White House trumpets economic success compared to Obama
The Trump administration released the Economic Report of the President on Thursday, which claims a vast improvement over the previous administration.
With the US presidential campaign heating up, the White House continues to look backward, comparing President Donald Trump's economic record to his predecessor Barack Obama.
The Trump administration released the Economic Report of the President on Thursday, which in nearly every metric claims a vast improvement over the previous administration.
Trump's policies produced economic growth that "is not a continuation of expansion after great recession," said Tomas Philipson, acting director of the .
Despite numerous projections in 2016 that the US economy would slow by now, "the Trump economy has shattered those projections in pretty much all dimensions," Philipson told reporters.
Unlike Trump, Obama took office with the US economy in freefall amid the devastation of the global financial crisis, when growth declined for four consecutive quarters.
The United States has entered a record 11th year of expansion under Trump, and Philipson said the president's plan, including tax cuts and deregulation, deserves the credit.

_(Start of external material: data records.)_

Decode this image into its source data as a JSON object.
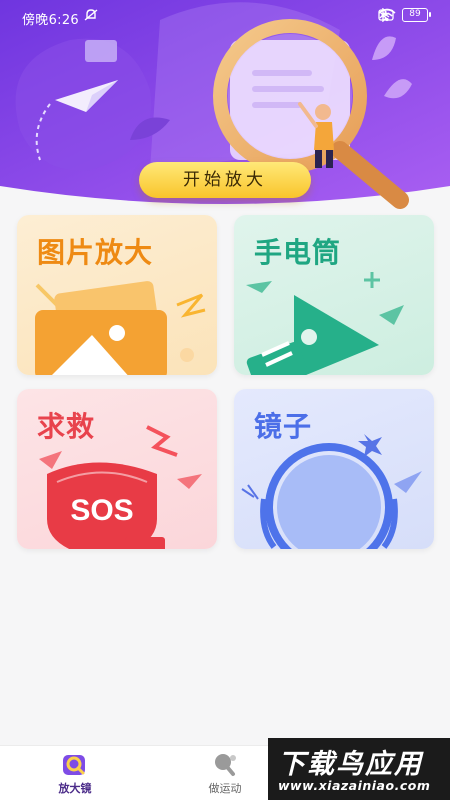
{
  "status_bar": {
    "time": "傍晚6:26",
    "left_icon": "no-notification-icon",
    "battery_level": "89",
    "icons": [
      "bluetooth-icon",
      "sim-off-icon",
      "wifi-icon",
      "battery-icon"
    ]
  },
  "header": {
    "start_button_label": "开始放大",
    "illustration": "magnifier-scene-illustration"
  },
  "features": [
    {
      "label": "图片放大",
      "icon": "image-icon",
      "color": "#ee8a13"
    },
    {
      "label": "手电筒",
      "icon": "flashlight-icon",
      "color": "#1fa682"
    },
    {
      "label": "求救",
      "icon": "sos-shield-icon",
      "color": "#e8434d"
    },
    {
      "label": "镜子",
      "icon": "mirror-icon",
      "color": "#4c6fe8"
    }
  ],
  "bottom_nav": {
    "items": [
      {
        "label": "放大镜",
        "icon": "magnifier-nav-icon",
        "active": true
      },
      {
        "label": "做运动",
        "icon": "ping-pong-icon",
        "active": false
      }
    ]
  },
  "watermark": {
    "main": "下载鸟应用",
    "sub": "www.xiazainiao.com"
  },
  "colors": {
    "header_gradient_start": "#7b3fe4",
    "header_gradient_end": "#a45cf0",
    "button_yellow": "#f9c42b"
  }
}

The $21 trillion economy grew by 2.3 percent last year compared to 2.9 percent in 2018 amid myriad trade conflicts, especially with China, which economists say constrained investment.
Even so, the White House report projects the economy will grow by 3.0 percent or close to that rate through 2030, although Philipson acknowledged the forecast assumes all the president's policies would be implemented -- highly unlikely with the November election looming and Democrats in control of the purse strings.
The US unemployment rate is near a 50-year low at 3.6 percent, with record low jobless claims for minority groups, and Philipson said the Trump administration has seen nearly seven million jobs created.
However, average monthly job creation has declined and is far slower than in the final three years of the Obama administration, dropping to 175,000 in 2019 from 195,000 in the year before Trump took office.
Philipson called this comparison "cherry picking" Obama's record.
Slowing job growth is not unusual in the latter stages of a recovery, especially for an advanced economy, amid a very tight labor market.
"The Trump economy is bringing people off the sidelines" and back into the workforce, Philipson said, and workers are more productive.
He acknowledged that the report does not analyse the impact of the growing budget deficit under Trump, which the Congressional Budget Office said will breach $1 trillion this year.